The White House made it clear they would have revealed the plot anyway. Indeed, they did so in an analogous situation two years earlier. And our Saudi and Yemeni partners tend to boast about such things anyway. Much of the outrage over this so-called leak served only to beat up on the AP that had exposed the aforementioned abusive NYPD program.

Nevertheless, revelations about how Brennan briefs his predecessors who then run to their respective networks to officially leak this information show that he is an enthusiastic participant in the asymmetric spread of information in DC.

But hey. We knew that.

Nevertheless, the asymmetry is key. As I’ve noted, Brennan has an interesting closeness to half of the Administration’s whistleblower prosecutions.

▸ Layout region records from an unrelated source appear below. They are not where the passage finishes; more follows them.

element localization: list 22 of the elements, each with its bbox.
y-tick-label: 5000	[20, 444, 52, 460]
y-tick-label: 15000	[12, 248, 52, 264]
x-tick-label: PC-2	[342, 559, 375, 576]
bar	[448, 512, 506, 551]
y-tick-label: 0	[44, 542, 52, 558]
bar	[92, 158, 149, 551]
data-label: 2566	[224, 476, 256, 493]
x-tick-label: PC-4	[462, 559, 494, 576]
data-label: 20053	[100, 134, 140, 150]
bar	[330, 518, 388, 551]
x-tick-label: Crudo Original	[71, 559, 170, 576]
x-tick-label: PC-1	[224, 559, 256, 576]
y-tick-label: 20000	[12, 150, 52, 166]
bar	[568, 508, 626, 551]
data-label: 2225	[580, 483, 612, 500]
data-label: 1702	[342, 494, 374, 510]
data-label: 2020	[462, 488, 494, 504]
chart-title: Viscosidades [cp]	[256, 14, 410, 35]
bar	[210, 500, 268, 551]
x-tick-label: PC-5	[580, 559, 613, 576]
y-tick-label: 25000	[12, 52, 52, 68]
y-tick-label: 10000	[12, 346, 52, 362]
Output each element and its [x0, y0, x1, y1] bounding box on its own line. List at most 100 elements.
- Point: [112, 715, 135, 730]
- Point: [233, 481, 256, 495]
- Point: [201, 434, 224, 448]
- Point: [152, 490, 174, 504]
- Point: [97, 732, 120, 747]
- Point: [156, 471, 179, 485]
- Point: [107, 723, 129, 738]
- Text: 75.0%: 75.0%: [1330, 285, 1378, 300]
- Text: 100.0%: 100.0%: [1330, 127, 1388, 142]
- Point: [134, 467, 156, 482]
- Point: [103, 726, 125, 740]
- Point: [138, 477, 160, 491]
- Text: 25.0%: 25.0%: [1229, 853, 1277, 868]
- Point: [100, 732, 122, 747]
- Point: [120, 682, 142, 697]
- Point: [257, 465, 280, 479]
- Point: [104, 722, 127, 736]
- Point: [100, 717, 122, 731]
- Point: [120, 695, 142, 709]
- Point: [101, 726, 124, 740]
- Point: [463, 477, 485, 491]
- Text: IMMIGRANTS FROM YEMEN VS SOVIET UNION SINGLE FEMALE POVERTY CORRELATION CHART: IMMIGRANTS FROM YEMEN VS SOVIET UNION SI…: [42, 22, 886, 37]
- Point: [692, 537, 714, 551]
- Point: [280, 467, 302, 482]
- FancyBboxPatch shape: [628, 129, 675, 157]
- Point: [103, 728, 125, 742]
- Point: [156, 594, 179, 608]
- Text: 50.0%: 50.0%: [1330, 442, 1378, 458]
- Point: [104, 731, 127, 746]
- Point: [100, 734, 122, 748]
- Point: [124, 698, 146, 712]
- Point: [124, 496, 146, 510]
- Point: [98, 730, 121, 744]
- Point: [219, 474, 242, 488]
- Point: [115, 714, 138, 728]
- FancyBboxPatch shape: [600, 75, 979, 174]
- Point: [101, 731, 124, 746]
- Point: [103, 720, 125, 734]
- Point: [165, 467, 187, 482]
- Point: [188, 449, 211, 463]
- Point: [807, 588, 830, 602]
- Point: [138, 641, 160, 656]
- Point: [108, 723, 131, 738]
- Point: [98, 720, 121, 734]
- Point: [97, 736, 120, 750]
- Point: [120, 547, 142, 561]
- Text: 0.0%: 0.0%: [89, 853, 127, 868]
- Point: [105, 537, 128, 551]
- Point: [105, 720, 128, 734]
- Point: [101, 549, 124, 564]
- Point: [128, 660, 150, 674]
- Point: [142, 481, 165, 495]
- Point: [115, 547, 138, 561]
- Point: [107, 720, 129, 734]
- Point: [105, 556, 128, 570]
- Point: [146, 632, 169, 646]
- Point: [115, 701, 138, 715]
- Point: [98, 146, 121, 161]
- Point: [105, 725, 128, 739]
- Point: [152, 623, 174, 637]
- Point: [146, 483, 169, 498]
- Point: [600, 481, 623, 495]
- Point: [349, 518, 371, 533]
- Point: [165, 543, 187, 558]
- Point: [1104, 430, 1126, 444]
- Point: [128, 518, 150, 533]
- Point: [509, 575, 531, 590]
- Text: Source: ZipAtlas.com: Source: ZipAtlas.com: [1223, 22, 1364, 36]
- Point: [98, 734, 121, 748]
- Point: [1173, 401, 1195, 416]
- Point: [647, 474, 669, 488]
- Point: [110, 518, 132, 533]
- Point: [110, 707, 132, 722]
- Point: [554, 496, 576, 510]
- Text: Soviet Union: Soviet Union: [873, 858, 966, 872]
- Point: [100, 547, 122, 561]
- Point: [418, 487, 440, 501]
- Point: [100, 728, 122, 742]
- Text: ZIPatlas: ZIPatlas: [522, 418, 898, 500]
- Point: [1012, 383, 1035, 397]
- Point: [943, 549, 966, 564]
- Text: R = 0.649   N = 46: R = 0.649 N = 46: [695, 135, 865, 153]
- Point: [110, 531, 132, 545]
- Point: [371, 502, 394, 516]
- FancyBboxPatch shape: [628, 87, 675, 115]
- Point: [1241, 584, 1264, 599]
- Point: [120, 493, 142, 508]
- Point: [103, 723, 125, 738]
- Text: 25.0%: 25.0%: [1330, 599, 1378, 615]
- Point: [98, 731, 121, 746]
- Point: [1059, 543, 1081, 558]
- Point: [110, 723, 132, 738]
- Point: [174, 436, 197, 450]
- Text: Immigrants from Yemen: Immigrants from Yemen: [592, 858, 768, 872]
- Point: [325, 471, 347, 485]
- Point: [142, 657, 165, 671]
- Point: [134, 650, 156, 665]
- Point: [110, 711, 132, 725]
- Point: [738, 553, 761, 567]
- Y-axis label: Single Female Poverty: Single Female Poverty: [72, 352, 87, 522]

Yet one of those prosecuted whistleblowers–John Kiriakou, whose book someone who looks exactly like Brennan helped to get publishedsuggested today that Brennan is “the most prolific leaker in this administration.” A former senior Administration official seems to agree.

“It’s not on people’s radar, but this could be an issue,” said the former administration official, who asked not to be named discussing a potential downside of Brennan’s nomination. “He’s a guy who comes across as a strong, silent type who never speaks, [but] he actually does a lot of talking both internally with the president and externally with select, influential reporters. … I’m not saying the guy seeks it, but [other White House officials] view him as the most credible internal mouthpiece on national security matters.”

Which brings me back to this point. It’s not just that Brennan exposes sources and methods while seemingly supporting the unprecedented prosecution of whistleblowers who do the same. But it’s also that he does so for political gain. This is not–contra Brennan’s many boosters–transparency. It’s about enforcing an official version of events that often contradicts markedly from the truth.

Mind you, it is not at all unprecedented to have a skilled leaker madly spinning Administration policies rather than leveling with the American people at CIA. That doesn’t make it good for national security, but it happens a lot.

All that said, one of yesterday’s jokes is that Brennan–a man with ties to torture and illegal wiretapping–is replacing a guy purportedly ousted for a consensual affair. There are reasons why such affairs on the part of the Director of CIA raise more concerns in the nuclear era than they might have in the past. And that nuclear tie may be the related complications cited to explain why Petraeus had to resign.

Or maybe not. In Rajiv Chandrasekaran’s recent report on Petraeus’ habit of giving the pundits who advanced his career Top Secret clearance and access to materials that might be used to oppose Administration policies, he suggested this practice was receiving new scrutiny at DOD, the kind of scrutiny that might necessitate retirement.

John Cornyn is largely being an asshole in raising Brennan’s blabby mouth in respect to his nomination. But in doing so, he may just expose the deep hypocrisy underlying this Administration’s asymmetric leaks. That may be the price Cornyn demands to rubberstamp Brennan’s CIA appointment.